À la fin du film, William Wallace est trahi, capturé et exécuté publiquement par les Anglais après avoir refusé de renier sa quête de liberté pour l'Écosse. Son dernier cri, réclamant la liberté jusque dans la mort, devient le symbole ultime de sa résistance et inspire durablement ses compatriotes. Cette exécution tragique n'éteint pas la révolte écossaise, qui se poursuit après sa mort jusqu'à l'indépendance du pays sous la conduite de Robert Bruce. Cette conclusion souligne le message central du film : un idéal de liberté peut survivre à la mort de celui qui l'incarne. Le film se termine ainsi sur une note à la fois tragique et porteuse d'espoir pour l'avenir de l'Écosse.
Le titre Braveheart, littéralement cœur courageux en anglais, fait référence au surnom associé à William Wallace ainsi qu'à la légende selon laquelle le cœur de Robert Bruce, autre héros de l'indépendance écossaise, aurait été emporté en croisade après sa mort. Ce titre souligne ainsi le courage et la détermination sans faille des personnages luttant pour la liberté de leur pays. Il incarne également la dimension héroïque et sacrificielle voulue par Mel Gibson pour son personnage principal.
La bande originale composée par James Horner, portée par des thèmes orchestraux amples évoquant les paysages et l'âme écossaise, est unanimement saluée comme l'une des partitions les plus emblématiques du cinéma épique des années 1990.

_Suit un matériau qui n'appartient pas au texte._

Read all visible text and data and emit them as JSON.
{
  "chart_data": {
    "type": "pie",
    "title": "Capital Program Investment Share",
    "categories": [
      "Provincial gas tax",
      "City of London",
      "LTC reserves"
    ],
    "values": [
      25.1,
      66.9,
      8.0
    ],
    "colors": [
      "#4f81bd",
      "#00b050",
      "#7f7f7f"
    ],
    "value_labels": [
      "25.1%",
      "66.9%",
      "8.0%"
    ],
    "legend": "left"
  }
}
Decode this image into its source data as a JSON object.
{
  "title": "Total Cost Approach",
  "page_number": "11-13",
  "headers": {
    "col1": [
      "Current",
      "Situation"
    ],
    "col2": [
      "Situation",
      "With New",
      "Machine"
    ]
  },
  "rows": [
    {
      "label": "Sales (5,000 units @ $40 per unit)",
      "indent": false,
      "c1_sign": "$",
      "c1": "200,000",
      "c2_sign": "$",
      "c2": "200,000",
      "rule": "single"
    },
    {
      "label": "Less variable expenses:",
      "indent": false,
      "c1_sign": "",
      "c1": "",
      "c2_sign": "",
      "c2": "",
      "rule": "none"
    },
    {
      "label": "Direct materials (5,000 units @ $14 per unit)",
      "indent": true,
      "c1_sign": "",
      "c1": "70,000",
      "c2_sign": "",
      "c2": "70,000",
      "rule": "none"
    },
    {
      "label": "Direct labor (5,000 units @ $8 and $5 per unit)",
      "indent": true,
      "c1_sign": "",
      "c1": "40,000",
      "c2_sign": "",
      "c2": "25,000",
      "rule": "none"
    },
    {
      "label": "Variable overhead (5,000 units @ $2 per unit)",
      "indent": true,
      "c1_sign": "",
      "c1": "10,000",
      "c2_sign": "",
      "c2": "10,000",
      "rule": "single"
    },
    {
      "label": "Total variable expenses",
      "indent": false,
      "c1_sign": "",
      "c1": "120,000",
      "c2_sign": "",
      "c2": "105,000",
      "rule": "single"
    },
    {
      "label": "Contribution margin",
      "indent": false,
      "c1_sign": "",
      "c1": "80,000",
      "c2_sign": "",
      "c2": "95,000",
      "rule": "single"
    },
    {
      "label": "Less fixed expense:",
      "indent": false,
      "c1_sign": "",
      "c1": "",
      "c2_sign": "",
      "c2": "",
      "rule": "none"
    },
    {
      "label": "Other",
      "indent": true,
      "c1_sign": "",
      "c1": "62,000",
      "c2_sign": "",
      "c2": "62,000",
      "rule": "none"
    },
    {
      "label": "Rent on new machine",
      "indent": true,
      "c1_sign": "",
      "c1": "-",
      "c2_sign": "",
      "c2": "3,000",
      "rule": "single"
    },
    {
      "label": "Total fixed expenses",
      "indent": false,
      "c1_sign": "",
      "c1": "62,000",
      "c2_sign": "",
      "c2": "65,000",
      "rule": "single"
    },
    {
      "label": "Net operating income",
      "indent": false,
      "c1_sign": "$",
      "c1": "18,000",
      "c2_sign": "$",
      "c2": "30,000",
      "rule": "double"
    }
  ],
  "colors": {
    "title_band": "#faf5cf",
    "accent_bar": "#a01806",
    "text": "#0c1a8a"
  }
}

Braveheart demeure aujourd'hui l'un des plus grands films épiques historiques du cinéma américain. Le film continue d'être associé à l'identité écossaise contemporaine, malgré les nombreuses libertés prises avec la réalité historique. Mel Gibson a depuis poursuivi une carrière de réalisateur ambitieux avec plusieurs autres grandes fresques historiques. Le film reste régulièrement cité dans les classements des meilleurs films historiques et épiques de tous les temps.
Les amateurs de ce film pourront apprécier Gladiator, autre grande fresque épique explorant la vengeance et le sacrifice héroïque. Le Dernier des Mohicans partage avec Braveheart le même souffle épique et romanesque historique. Rob Roy, sorti la même année, propose une autre variation sur la résistance écossaise face à l'oppression anglaise. Enfin, Robin des Bois, prince des voleurs explore également la thématique du héros populaire résistant à la tyrannie.